TfL is developing Direct Vision Standard (DVS), a star rating system for lorries that, which it is hoped will significantly reduce the number of cyclists and pedestrians killed or seriously injured on the capital’s streets.
The DVS applies a star rating from 0 to 5 to every model of HGV, based on the level of vision the driver has directly from the cab. Zero star-rated HGVs will be banned from London’s roads from January 2020. From 2024 only vehicles achieving three stars or above – a good rating – will be permitted.
TfL launched a consultation last month.
The RHA says that during a meeting on 17 March, TfL estimated that some 35,000 trucks out of the 188,000 that enter London will be banned when the standard coms into effect in 2020. The total of non-compliant would rise to 94,000 by 2024, says the RHA.
While the TfL is developing a star rating from zero to five stars for trucks over 12 tonnes, the ratings have not yet been established. However, TfL has confirmed that the standards will apply to both articulated and rigid vehicles.
The RHA says that hauliers and other stakeholders at the meeting pointed out that there is no certainty that they will be able to buy compliant vehicles in time and the value of new but non-compliant trucks could collapse.
RHA chief executive Richard Burnett, said: “We consider these latest proposals to be unfair. They represent a U-turn in as much as the original plans were to specifically be aimed at increasing the safety of construction vehicles.
“Of course we understand the need to make the roads as safe as possible, but this proposal has run off the rails. It is simply not credible. It’s impossible for a haulier to buy a vehicle now that complies with TfL standards as no vehicle has been assessed against any standard.
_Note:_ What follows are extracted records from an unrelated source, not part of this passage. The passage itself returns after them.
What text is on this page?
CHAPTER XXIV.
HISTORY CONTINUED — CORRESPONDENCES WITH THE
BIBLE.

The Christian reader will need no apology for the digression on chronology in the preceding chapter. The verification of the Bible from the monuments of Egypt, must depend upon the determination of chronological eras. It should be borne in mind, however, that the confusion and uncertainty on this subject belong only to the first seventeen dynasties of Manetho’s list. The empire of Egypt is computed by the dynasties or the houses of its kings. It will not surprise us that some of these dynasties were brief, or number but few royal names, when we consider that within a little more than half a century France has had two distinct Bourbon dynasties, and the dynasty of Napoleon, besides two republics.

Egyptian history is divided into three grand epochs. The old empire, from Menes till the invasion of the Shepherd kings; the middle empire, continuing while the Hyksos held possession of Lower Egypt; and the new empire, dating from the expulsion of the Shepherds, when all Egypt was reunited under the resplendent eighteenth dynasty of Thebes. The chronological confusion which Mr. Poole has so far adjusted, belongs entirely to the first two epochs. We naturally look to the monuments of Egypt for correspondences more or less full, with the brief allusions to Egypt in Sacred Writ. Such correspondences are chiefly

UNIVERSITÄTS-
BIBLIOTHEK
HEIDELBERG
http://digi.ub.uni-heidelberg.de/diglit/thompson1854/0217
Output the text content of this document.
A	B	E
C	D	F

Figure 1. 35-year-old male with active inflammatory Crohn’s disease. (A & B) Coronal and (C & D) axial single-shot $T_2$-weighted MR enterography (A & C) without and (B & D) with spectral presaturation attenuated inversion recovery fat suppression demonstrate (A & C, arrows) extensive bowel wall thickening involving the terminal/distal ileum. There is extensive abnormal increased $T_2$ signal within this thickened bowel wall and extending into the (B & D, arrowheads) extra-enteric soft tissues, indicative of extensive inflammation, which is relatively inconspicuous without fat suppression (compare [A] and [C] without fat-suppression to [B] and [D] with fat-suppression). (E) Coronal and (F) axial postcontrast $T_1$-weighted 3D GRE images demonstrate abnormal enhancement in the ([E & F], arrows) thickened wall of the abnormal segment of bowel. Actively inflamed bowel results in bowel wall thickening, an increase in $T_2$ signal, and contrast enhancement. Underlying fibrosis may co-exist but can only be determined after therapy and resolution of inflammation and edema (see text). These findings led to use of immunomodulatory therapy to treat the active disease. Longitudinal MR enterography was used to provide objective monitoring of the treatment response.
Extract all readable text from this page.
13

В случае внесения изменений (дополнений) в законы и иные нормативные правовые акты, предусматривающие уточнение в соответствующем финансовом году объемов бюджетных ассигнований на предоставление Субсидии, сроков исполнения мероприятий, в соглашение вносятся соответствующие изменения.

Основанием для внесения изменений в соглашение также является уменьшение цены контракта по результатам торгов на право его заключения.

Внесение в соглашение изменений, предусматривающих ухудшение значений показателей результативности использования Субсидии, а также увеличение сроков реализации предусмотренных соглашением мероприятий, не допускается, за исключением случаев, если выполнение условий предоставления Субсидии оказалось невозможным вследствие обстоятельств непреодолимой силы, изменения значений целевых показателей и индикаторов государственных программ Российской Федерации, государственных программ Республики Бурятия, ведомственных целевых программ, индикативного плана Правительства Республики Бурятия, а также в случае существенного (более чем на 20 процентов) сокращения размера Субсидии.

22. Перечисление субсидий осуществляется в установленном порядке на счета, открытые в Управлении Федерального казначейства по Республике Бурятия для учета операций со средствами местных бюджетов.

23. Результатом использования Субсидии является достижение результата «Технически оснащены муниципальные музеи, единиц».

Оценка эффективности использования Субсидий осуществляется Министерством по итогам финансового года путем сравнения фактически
“It is absurd to expect businesses to invest many tens of thousands of pounds in new, clean Euro VI vehicles only to have them banned by TfL in a little over two years time.”
TfL is expected to undertake the statutory consultation in the spring of 2018. The RHA said that TfL confirmed that “this is subject to government and European Commission support”, but it is not clear what approvals need to be given by these bodies, the RHA said.
Richard Burnett added: “This is a fiasco, it is shocking attack on business in the Capital. The cost of this will be met initially by road hauliers, but will eventually be picked up by the people of London. Businesses and people depend on lorries to deliver the goods they need, including the food we eat. It seems TfL is determined to undermine the competitiveness of London. The timings and requirements that are being specified are ridiculous.”